Magdalena nodded distractedly.
“Grandma?”
“Just go, Carly Elena.” She sounded so sad.
* * *
It took more than an hour with the traffic, and though Jess tried to say calming things, she ignored him and opened the lockbox.
She found her diploma and the birth certificates—her grandmother’s and her own—and a photo of a very young Magdalena holding Marcos as a baby. There was one more, one she had never seen. Carly inhaled, slowly. She lifted the wedding photograph.
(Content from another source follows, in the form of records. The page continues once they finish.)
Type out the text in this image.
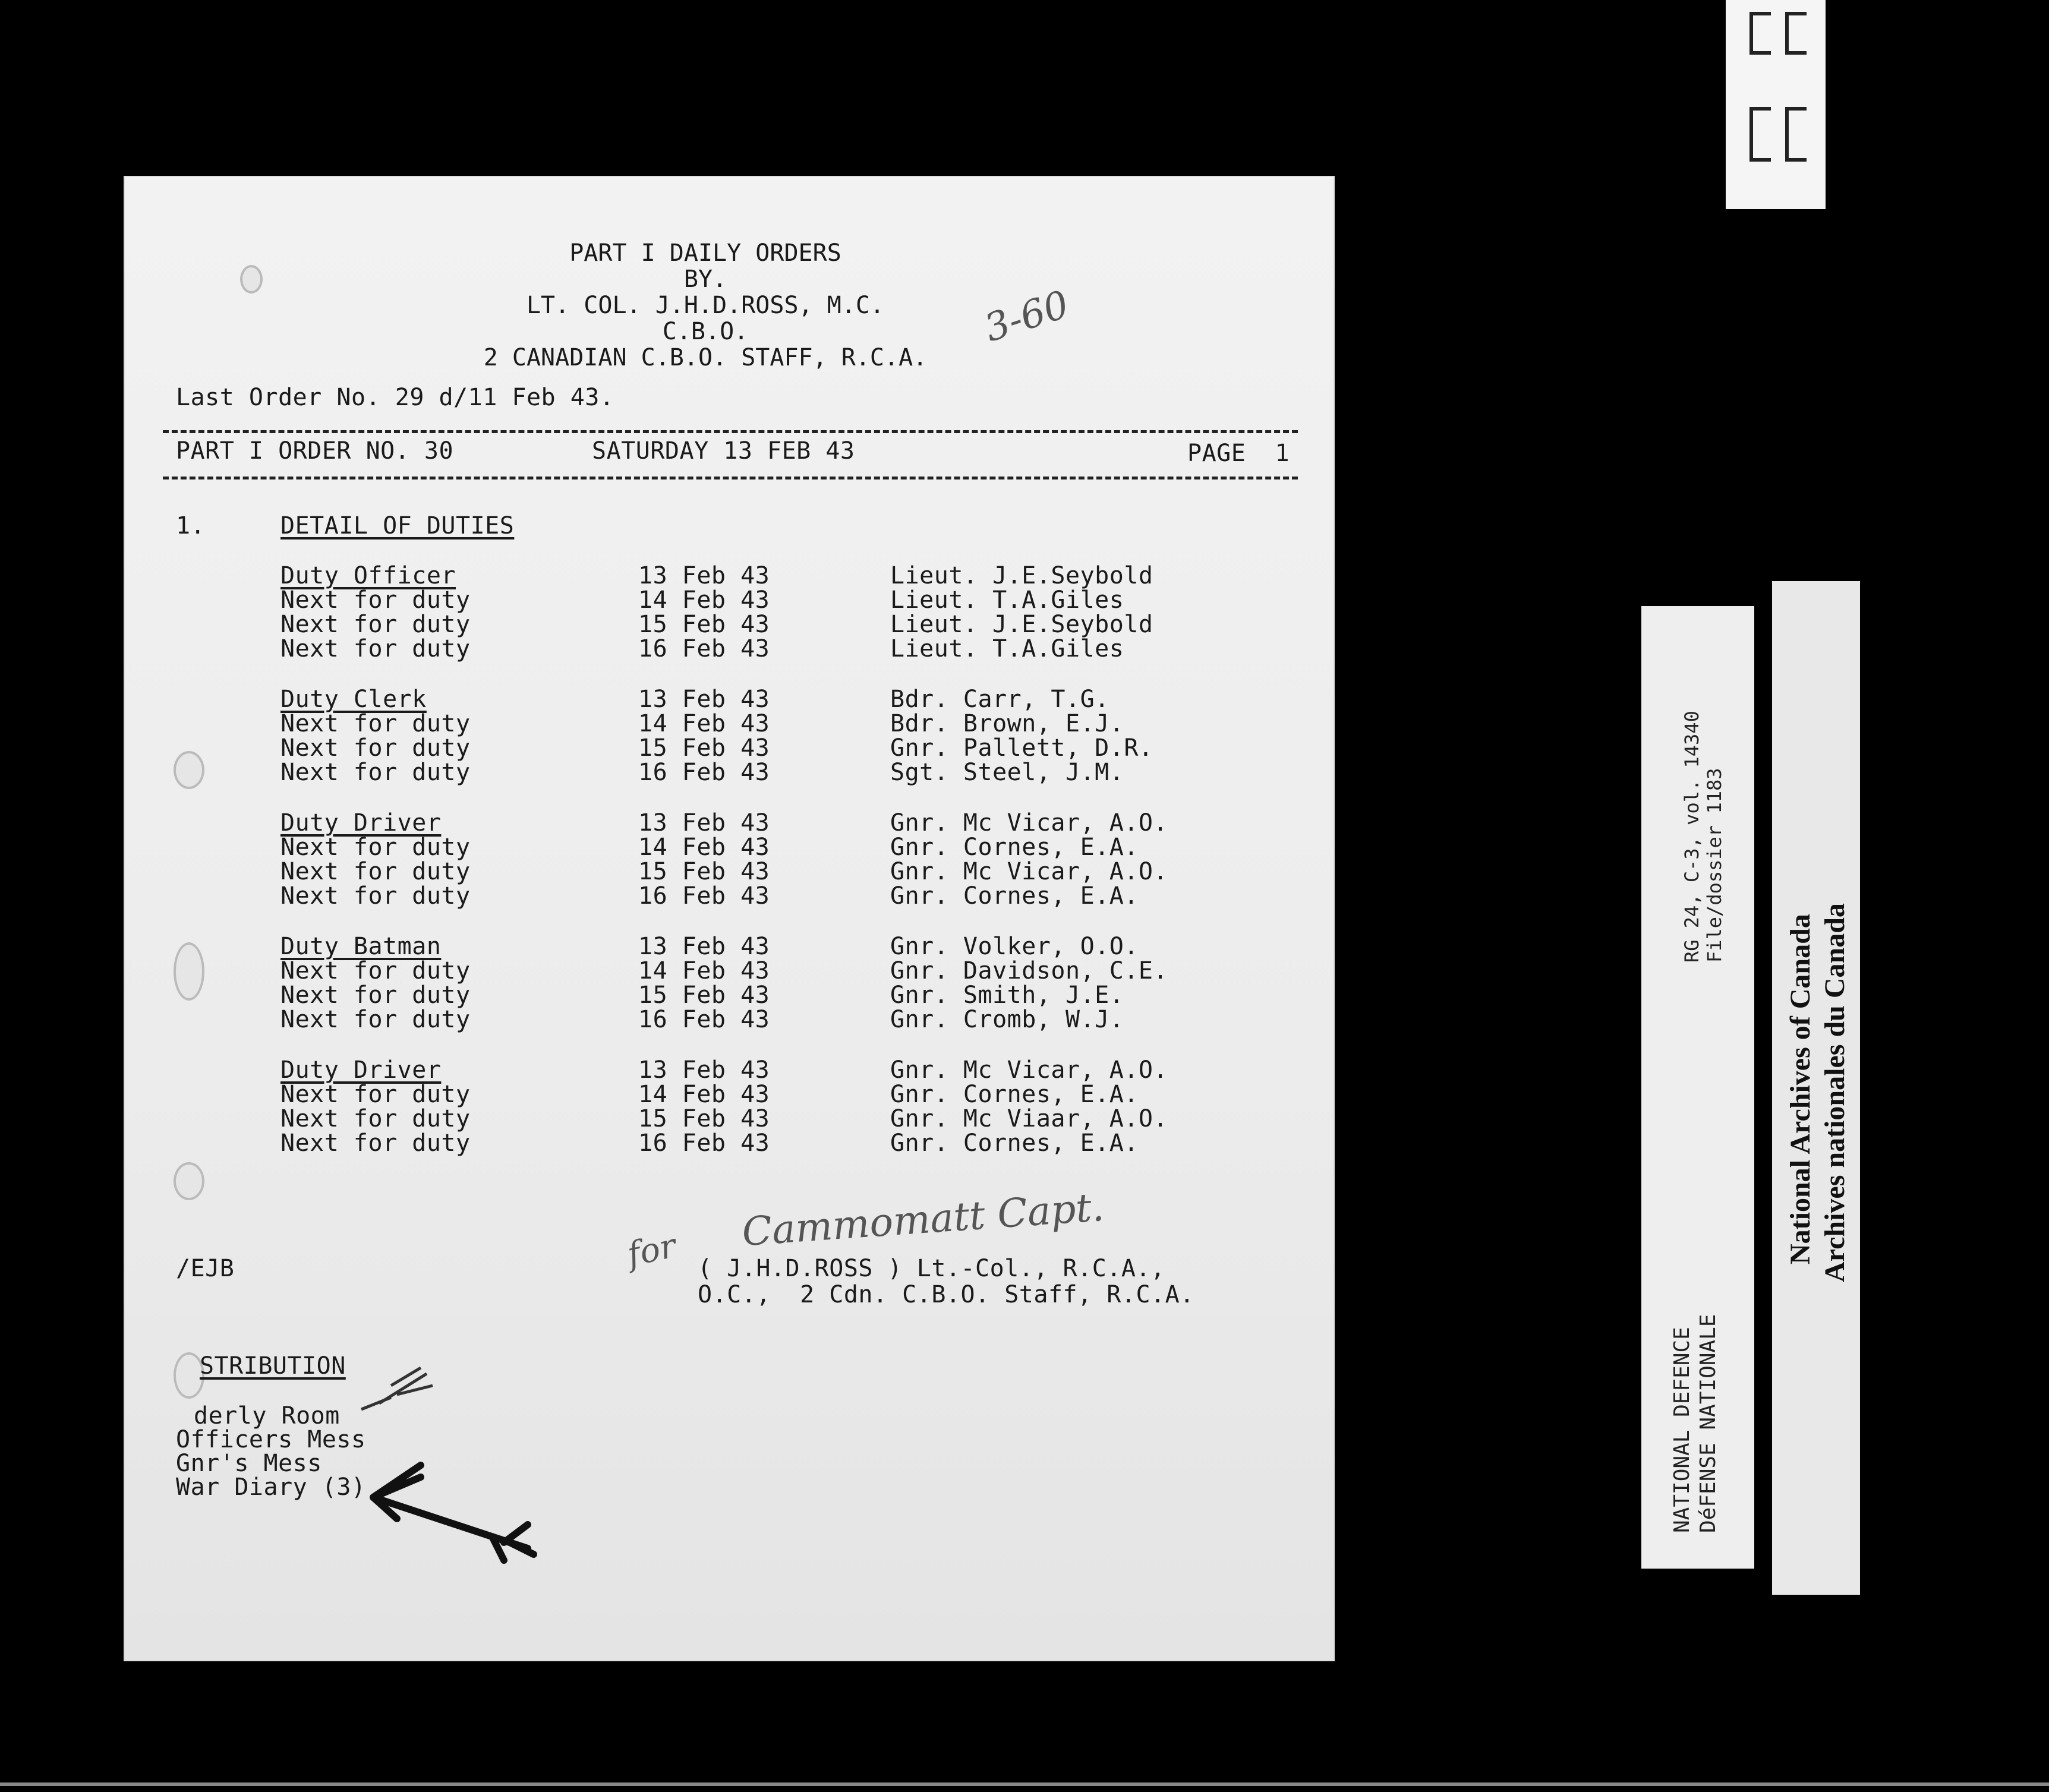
PART I DAILY ORDERS
BY.
LT. COL. J.H.D.ROSS, M.C.
C.B.O.
2 CANADIAN C.B.O. STAFF, R.C.A.
3-60
Last Order No. 29 d/11 Feb 43.
PART I ORDER NO. 30	SATURDAY 13 FEB 43	PAGE  1
1.	DETAIL OF DUTIES
Duty Officer	13 Feb 43	Lieut. J.E.Seybold
Next for duty	14 Feb 43	Lieut. T.A.Giles
Next for duty	15 Feb 43	Lieut. J.E.Seybold
Next for duty	16 Feb 43	Lieut. T.A.Giles
Duty Clerk	13 Feb 43	Bdr. Carr, T.G.
Next for duty	14 Feb 43	Bdr. Brown, E.J.
Next for duty	15 Feb 43	Gnr. Pallett, D.R.
Next for duty	16 Feb 43	Sgt. Steel, J.M.
Duty Driver	13 Feb 43	Gnr. Mc Vicar, A.O.
Next for duty	14 Feb 43	Gnr. Cornes, E.A.
Next for duty	15 Feb 43	Gnr. Mc Vicar, A.O.
Next for duty	16 Feb 43	Gnr. Cornes, E.A.
Duty Batman	13 Feb 43	Gnr. Volker, O.O.
Next for duty	14 Feb 43	Gnr. Davidson, C.E.
Next for duty	15 Feb 43	Gnr. Smith, J.E.
Next for duty	16 Feb 43	Gnr. Cromb, W.J.
Duty Driver	13 Feb 43	Gnr. Mc Vicar, A.O.
Next for duty	14 Feb 43	Gnr. Cornes, E.A.
Next for duty	15 Feb 43	Gnr. Mc Viaar, A.O.
Next for duty	16 Feb 43	Gnr. Cornes, E.A.
/EJB	for Cammomatt Capt.
( J.H.D.ROSS ) Lt.-Col., R.C.A.,
O.C.,  2 Cdn. C.B.O. Staff, R.C.A.
STRIBUTION
derly Room
Officers Mess
Gnr's Mess
War Diary (3)
RG 24, C-3, vol. 14340 File/dossier 1183
NATIONAL DEFENCE DéFENSE NATIONALE
National Archives of Canada Archives nationales du Canada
Marcos Castillo was young, about her own age. He angled his head in the curious way of posed photos, smiling just enough to show the upper row of teeth. His hair was cropped short. He had her grandfather’s bones, his heavy eyebrows, but the laugh lines beside his eyes were her grandmother’s. Carly’s, too. She recognized nothing else in him, this handsome man whose leaving was the first of the losses that measure her life, like channel markers indicating deep water.
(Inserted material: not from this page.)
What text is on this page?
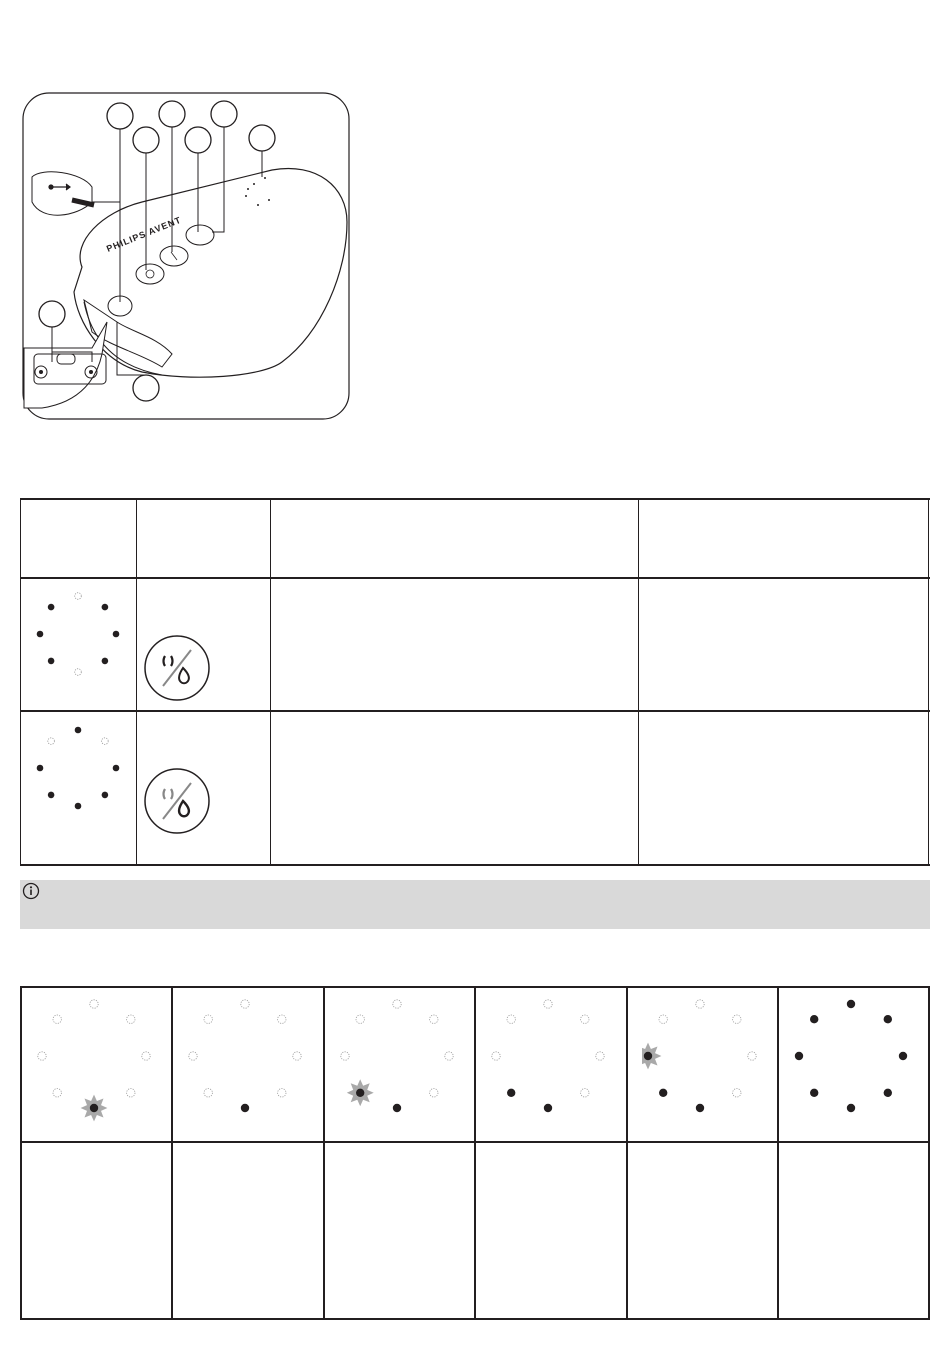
PHILIPS AVENT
It was the woman beside him who earned Carly’s careful looks. A younger, crisper version of the woman in her memories, Maharlika Velasquez Castillo had thick dark hair that waved appealingly around her wide face. The curls were styled—Carly knew her mother’s hair had been Pocahontas-straight. Her fingertips fluttered with the sudden memory of movement, of slipping softly down that waterfall of black where there are no bends in sight.
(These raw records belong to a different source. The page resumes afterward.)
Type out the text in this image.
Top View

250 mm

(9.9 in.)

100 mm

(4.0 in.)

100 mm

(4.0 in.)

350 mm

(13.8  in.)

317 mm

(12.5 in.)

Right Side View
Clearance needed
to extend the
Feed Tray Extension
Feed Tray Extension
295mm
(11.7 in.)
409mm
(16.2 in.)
Here, her mother who rarely smiled was beaming. She leaned her right ear toward Marcos’s shoulder. His hand rested lightly, fingers bent possessively, around her waist. They looked innocent, bright with promise. They could have been her and Jess; the thought, which should have been sweet, filled Carly with dread. In less than a decade from this photo’s taking, both these people were elsewhere, out of each other’s life.
Her mother looked happy, tilting her body and her mind already to her husband. Was there something in there that showed how she would implode after he left? How she would shrink to a point and keep collapsing until she became a spore of what had once been a person, with no room for a daughter or a mother-in-law, nothing except the urge to seek out another shell, another reef, start over again?
Carly replaced the picture, remembering bitterly that she had left once, too, though she had come back. That she promised her grandmother she would stay this time, ride out the storm no matter what, yet instead was running. No better than you, she thought to the photo. No more loyal.
* * *
They both sense it, the moment Ike barrels into Sealy. The wind, which has been a steady whistle, suddenly crescendos to a shrill pitch. Carly winces. Jess freezes.
“Bad one,” she says, and feels him nod. Tighten his arms around her.
“Wonder if Alicia sounded like this,” he says. Neither of them was alive for the ’83 hurricane, but islanders still talk about it. The entire city lost power; roofs of whole buildings sheared off; dozens of tornados sprouted from the big wind.